Além do mais, as reflexões levantadas por Sandra Pesavento (2003), sobre a representação do imaginário, o retorno à narrativa e a entrada em cena da ficção junto às sensibilidades, levam os historiadores a repensar as possibilidades de acesso ao passado na reconfiguração de uma temporalidade.

Conclui-se, então, que no presente a História se situa em uma era de dúvida; dúvida que antecede a pesquisa e se instala como um princípio de conhecimento. No entanto, deve-se admitir que mesmo se considerada como uma forma de ficção, a História é ao mesmo tempo controlada pelos indícios recolhidos pelo historiador, que testa e submete esses indícios a sua metodologia.

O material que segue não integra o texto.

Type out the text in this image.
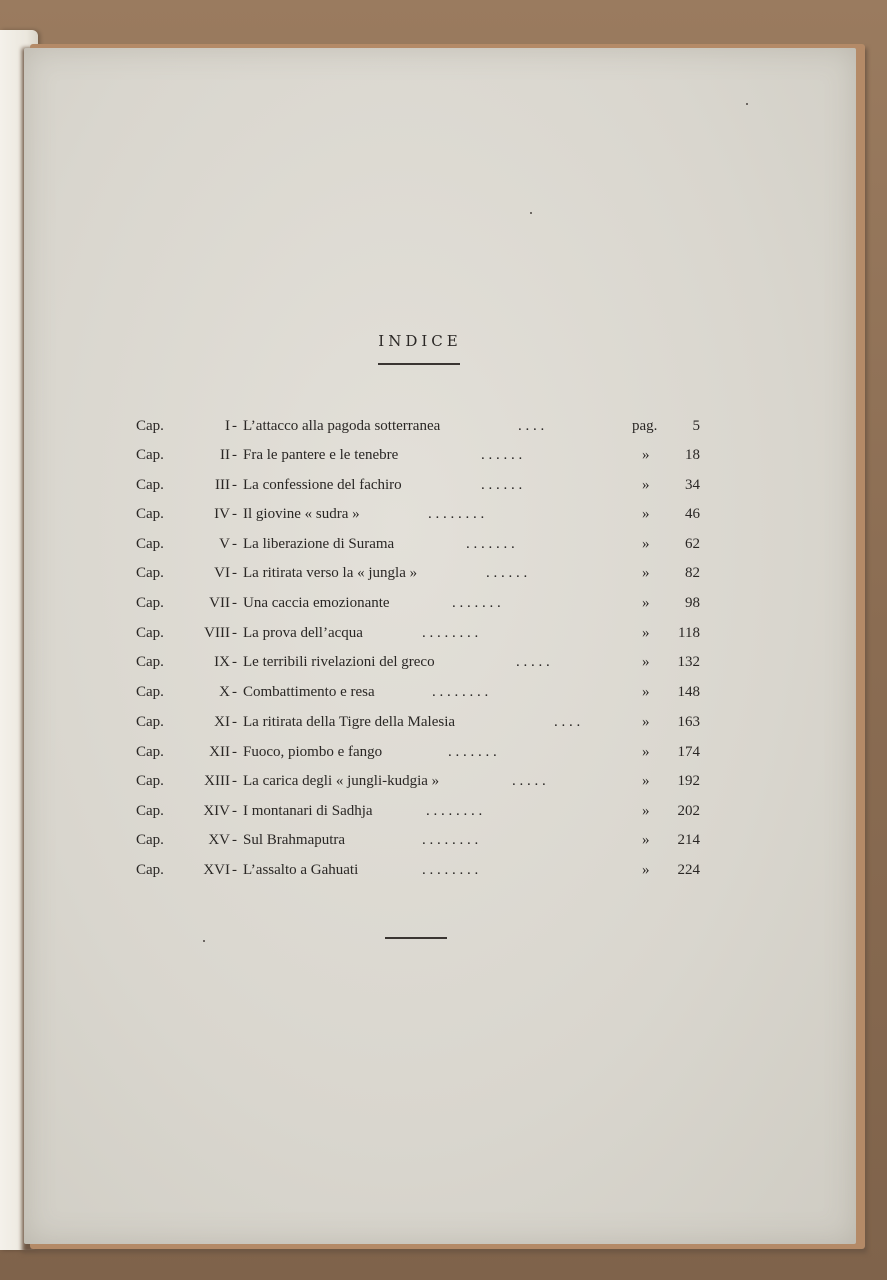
INDICE
Cap.	I - L’attacco alla pagoda sotterranea	. . . .	pag. 5
Cap.	II - Fra le pantere e le tenebre	. . . . . .	» 18
Cap.	III - La confessione del fachiro	. . . . . .	» 34
Cap.	IV - Il giovine « sudra »	. . . . . . . .	» 46
Cap.	V - La liberazione di Surama	. . . . . . .	» 62
Cap.	VI - La ritirata verso la « jungla »	. . . . . .	» 82
Cap.	VII - Una caccia emozionante	. . . . . . .	» 98
Cap.	VIII - La prova dell’acqua	. . . . . . . .	» 118
Cap.	IX - Le terribili rivelazioni del greco	. . . . .	» 132
Cap.	X - Combattimento e resa	. . . . . . . .	» 148
Cap.	XI - La ritirata della Tigre della Malesia	. . . .	» 163
Cap.	XII - Fuoco, piombo e fango	. . . . . . .	» 174
Cap.	XIII - La carica degli « jungli-kudgia »	. . . . .	» 192
Cap.	XIV - I montanari di Sadhja	. . . . . . . .	» 202
Cap.	XV - Sul Brahmaputra	. . . . . . . .	» 214
Cap.	XVI - L’assalto a Gahuati	. . . . . . . .	» 224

José Ramos Tinhorão, entre Henricão e Carmen Costa. Imagem disponível em: https://ims.com.br/titular-colecao/jose-ramos-tinhorao/, acesso em 12/08/2021

O Blog de História da UNILA aproveita para lembrar também, com essa postagem, o historiador e crítico musical brasileiro José Ramos Tinhorão (1928-2021), um dos pioneiros na história da música popular brasileira, falecido no último dia 3 de agosto.

 

Referências:

MORAES, José Geraldo Vinci de. “História e música: canção popular e conhecimento histórico”. Revista Brasileira de História, São Paulo, v. 20, no. 39, p. 203-221, 2000.

PESAVENTO, Sandra Jatahy. História & história cultural. 3ª Edição. Belo Horizonte: Autêntica, 2012.


Gilson José de Oliveira Neto, estudante do curso de História – América Latina da UNILA.